The Royal Path of Life/Religion
Religion is the daughter of heaven, parent of our virtues, and source of all true felicity; she alone give peace and contentment, divests the heart of anxious cares, bursts on the mind a flood of joy, and sheds unmingled and perpetual sunshine in the pious breast. By her the spirits of darkness are banished from the earth, and angelic ministers of grace thicken unseen the regions of mortality.
She promotes love and good will among men, lifts up the head that hangs down, heals the wounded spirit, dissipates the gloom of sorrow, sweetens the cup of affliction, blunts the sting of death, and wherever seen, felt, and enjoyed, breathes around her an everlasting spring. The external life of man is the creature of time and circumstance, and passes away, but the internal abides, and continues to exist. One is the painted glory of the flower; the other is the delicious attar of the rose. The city and the temple may be destroyed, and the tribes exiled and dispersed, yet the altars and the faith of Israel are still preserved. Spirit triumphs over form. External life prevails amidst sounds and shows, and visible things; the internal dwells in silence, sighs, and tears, and secret sympathies with the invisible world. Power, and wealth, and luxury, are relative terms; and if address, and prudence, and policy, can only acquire us our share, we shall not account ourselves more powerful, more rich, or more luxurious, than when in the little we possessed we were still equal to those around us. But if we have narrowed the sources of internal comfort, and internal enjoyment, if we have debased the powers or corrupted the purity of the mind, if we have blunted the sympathy or contracted the affections of the heart, we have lost some of that treasure which was absolutely our won, and derived not its value from comparative estimation. Above all, if we have allowed the prudence or the interests of this world to shut out from our souls the view or hopes of a better, we have quenched that light which would have cheered the darkness of affliction. But if we let God care for our inward and eternal life, if by all the experiences of this life he is reducing it and preparing for its disclosure, nothing can befall us but prosperity. Every sorrow shall be but the setting of some luminous jewel of joy. Our very mourning shall be but the enamel around the diamond; our very hardships but the metallic rim that holds the opal glancing with strange interior fires.
If you stand upon the mountain, you may see the sun shining long after it is dark in the valley. Try to live up high! Escape, if you can, the malarious damps of the lowlands. Make an upward path for your feet. Though your spirit may be destined to live isolated, you cannot be alone, for God is there. Your best strivings of soul are there! Your standard ground should be there! Live upward! The cedar is always developing its branches toward the top while the lower ones are dropping away. Let our soul-life be so! Upward! Upward!

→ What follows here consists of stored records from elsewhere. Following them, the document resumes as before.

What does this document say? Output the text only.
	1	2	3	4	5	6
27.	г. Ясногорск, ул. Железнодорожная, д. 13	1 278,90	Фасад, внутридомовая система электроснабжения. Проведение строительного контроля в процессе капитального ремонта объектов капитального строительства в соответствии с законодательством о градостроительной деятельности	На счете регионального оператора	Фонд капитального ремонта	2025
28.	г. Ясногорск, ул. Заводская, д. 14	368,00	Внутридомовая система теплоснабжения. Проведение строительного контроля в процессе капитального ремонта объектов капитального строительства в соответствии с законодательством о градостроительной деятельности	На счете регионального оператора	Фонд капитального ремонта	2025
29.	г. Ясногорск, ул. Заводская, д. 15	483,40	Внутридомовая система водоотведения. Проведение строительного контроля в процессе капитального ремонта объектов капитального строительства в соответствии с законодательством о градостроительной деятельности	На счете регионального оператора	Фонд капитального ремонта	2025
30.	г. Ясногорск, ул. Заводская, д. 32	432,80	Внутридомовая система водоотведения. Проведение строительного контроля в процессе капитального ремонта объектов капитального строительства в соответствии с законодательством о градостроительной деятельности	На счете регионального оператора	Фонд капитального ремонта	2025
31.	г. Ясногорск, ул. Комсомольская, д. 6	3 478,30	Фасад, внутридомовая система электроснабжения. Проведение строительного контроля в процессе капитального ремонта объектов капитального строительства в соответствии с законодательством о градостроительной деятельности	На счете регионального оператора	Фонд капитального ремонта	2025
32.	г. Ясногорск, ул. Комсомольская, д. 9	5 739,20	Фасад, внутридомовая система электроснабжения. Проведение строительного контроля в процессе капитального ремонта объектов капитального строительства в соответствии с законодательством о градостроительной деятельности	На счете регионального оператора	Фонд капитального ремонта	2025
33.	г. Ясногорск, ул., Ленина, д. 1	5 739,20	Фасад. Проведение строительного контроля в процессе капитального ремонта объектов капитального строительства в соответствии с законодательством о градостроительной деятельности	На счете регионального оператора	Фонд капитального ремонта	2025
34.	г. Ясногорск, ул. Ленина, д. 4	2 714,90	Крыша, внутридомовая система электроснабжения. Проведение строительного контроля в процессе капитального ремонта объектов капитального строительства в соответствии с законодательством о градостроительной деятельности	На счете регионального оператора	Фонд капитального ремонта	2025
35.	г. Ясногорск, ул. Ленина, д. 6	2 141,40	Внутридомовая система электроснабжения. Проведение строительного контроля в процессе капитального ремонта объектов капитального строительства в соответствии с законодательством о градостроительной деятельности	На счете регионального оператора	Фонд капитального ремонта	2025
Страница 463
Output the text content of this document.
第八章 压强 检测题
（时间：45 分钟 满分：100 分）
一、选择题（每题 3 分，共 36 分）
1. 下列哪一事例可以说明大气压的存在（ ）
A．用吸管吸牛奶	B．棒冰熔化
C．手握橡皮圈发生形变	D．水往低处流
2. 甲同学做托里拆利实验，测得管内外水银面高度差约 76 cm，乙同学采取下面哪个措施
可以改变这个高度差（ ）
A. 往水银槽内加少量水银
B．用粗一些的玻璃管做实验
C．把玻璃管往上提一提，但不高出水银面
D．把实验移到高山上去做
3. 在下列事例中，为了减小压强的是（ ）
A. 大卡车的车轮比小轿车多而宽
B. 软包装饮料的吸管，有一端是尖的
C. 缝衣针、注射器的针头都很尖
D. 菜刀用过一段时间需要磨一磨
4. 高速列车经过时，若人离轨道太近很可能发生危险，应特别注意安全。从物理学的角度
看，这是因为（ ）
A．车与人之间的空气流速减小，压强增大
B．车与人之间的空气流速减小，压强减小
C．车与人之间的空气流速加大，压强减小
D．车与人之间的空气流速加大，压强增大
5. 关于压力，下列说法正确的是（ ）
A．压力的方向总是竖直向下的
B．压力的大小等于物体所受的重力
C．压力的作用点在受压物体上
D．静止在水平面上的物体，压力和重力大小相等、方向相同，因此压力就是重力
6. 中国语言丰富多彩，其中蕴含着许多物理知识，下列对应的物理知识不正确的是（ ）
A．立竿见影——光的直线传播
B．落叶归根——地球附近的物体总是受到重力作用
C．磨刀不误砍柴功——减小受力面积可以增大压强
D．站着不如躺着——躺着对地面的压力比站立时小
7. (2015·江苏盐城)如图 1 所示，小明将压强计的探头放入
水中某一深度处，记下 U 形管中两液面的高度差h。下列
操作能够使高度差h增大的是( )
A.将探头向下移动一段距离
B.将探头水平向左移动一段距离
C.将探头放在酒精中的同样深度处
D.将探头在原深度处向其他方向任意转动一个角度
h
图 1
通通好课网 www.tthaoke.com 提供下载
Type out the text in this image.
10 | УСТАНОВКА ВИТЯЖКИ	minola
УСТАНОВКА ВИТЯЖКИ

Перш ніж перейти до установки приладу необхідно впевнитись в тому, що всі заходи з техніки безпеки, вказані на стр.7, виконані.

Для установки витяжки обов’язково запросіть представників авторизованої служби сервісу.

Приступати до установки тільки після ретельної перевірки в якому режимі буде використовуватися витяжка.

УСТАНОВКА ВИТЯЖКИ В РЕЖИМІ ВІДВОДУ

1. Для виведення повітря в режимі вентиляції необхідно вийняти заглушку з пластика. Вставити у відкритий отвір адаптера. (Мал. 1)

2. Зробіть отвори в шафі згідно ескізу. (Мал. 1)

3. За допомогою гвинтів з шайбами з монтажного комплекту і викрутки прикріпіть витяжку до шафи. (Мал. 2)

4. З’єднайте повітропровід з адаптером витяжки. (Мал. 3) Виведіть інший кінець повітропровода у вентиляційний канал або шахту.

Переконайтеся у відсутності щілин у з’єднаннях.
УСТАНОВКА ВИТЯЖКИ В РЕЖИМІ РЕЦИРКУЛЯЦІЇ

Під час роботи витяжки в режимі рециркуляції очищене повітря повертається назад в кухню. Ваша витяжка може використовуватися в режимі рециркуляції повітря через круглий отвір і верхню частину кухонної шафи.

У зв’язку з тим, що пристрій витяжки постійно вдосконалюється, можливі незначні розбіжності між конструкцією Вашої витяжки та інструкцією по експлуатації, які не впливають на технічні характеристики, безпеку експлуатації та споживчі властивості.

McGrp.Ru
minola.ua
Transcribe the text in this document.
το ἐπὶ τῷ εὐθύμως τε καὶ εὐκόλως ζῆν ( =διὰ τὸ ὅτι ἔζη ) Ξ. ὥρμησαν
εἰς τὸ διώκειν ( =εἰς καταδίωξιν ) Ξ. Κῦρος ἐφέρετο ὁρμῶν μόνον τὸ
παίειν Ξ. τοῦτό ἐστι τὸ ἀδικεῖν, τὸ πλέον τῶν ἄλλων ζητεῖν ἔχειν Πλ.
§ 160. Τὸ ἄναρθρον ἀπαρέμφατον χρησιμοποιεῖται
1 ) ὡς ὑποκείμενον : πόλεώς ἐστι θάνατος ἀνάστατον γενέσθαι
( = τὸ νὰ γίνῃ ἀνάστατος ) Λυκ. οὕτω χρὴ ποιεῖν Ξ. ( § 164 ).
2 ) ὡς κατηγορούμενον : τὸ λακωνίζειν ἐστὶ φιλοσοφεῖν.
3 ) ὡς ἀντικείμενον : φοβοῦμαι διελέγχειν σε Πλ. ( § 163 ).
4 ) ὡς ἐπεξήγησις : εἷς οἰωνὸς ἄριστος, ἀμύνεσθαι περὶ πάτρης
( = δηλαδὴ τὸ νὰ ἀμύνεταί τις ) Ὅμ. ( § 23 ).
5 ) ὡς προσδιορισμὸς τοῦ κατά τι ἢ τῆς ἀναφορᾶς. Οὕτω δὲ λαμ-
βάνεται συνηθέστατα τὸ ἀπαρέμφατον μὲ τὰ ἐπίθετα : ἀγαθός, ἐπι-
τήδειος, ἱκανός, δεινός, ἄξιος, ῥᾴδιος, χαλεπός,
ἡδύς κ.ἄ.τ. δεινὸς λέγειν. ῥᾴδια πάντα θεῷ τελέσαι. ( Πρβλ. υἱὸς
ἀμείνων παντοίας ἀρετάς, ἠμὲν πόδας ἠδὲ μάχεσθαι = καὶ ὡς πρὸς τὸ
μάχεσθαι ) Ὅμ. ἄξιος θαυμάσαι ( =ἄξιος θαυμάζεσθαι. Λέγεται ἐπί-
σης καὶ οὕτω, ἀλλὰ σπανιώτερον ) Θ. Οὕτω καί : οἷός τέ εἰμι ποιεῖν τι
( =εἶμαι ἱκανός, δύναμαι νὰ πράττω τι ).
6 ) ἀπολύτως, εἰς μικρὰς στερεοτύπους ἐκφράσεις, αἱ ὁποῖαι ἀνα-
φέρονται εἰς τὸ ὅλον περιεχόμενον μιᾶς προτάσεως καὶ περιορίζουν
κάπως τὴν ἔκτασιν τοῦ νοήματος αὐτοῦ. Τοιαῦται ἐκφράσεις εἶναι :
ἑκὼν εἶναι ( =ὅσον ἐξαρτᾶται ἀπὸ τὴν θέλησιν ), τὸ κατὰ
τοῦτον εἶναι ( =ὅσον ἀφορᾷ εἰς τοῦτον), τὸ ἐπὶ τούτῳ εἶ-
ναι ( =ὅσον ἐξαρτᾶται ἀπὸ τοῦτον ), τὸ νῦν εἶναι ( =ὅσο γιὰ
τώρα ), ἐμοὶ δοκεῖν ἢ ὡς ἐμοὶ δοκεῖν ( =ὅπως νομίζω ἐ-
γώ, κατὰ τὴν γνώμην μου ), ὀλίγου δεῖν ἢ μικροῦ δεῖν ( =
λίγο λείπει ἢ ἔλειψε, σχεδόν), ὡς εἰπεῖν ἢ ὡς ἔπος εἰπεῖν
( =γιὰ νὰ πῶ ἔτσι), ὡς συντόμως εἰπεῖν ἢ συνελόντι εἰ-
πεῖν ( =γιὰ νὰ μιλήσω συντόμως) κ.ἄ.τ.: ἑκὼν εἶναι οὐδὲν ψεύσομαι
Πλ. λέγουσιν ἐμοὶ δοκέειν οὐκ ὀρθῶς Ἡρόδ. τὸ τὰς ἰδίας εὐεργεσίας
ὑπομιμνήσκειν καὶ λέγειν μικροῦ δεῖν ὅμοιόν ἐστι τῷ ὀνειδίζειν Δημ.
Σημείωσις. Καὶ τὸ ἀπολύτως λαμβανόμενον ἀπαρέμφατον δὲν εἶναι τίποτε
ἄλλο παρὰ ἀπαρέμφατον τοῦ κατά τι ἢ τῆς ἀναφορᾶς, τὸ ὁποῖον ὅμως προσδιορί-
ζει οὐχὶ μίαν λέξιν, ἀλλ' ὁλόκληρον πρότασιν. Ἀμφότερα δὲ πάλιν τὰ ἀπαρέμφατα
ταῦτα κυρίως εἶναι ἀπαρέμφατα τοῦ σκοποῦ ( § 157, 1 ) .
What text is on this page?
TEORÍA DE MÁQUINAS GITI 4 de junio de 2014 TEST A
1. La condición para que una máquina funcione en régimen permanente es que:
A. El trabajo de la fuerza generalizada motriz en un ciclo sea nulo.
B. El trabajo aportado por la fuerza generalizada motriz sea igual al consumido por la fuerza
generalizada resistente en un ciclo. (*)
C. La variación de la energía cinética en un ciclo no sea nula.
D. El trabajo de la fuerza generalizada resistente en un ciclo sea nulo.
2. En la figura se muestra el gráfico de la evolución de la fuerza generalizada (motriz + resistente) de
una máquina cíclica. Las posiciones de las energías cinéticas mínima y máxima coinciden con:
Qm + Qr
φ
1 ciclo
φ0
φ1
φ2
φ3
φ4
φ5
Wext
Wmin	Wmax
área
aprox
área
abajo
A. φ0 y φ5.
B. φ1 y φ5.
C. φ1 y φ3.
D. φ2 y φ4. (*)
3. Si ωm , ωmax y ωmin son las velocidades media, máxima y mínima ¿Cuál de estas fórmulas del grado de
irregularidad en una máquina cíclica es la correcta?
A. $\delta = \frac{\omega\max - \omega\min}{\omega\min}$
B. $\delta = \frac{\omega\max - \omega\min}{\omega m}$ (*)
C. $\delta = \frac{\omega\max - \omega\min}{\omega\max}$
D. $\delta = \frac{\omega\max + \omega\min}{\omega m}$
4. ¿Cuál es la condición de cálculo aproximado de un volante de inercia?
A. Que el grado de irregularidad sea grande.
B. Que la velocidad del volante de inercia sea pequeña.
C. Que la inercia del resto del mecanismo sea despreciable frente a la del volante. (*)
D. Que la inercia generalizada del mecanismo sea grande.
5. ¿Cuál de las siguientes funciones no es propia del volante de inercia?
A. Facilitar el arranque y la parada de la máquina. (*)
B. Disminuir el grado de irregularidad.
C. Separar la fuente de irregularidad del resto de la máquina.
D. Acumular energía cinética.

"Drink deep, or taste not," is a direction fully as applicable to religion, if we would find it a source of pleasure, as it is to knowledge. A little religion is, it must be confessed, apt to make men gloomy, as a little knowledge is to render them vain; hence the unjust imputation brought upon religion by those whose degree of religion is just sufficient, by condemning their course of conduct, to render them uneasy; enough merely to impair the sweetness of the pleasures of sin, and not enough to compensate for the relinquishment of them by its own peculiar comforts. Thus, then, men bring up, as it were, an ill report of that land of promise, which, in truth, abounds with whatever, in our journey through life, can best refresh and strengthen us. Would you wish, amidst the great variety of religious systems in vogue, to make a right distinction, and prefer the best? Recollect the character of Christ; keep a steady eye on that universal and permanent good will to men, in which He lived, by which He suffered, and by which He died. Not in those wild and romantic notions, which, to make us Christians, would make us fools; but in those inspired writings, and in those alone, which contain His genuine history, and His blessed gospel; and which, in the most peculiar and extensive sense, are the words of eternal life.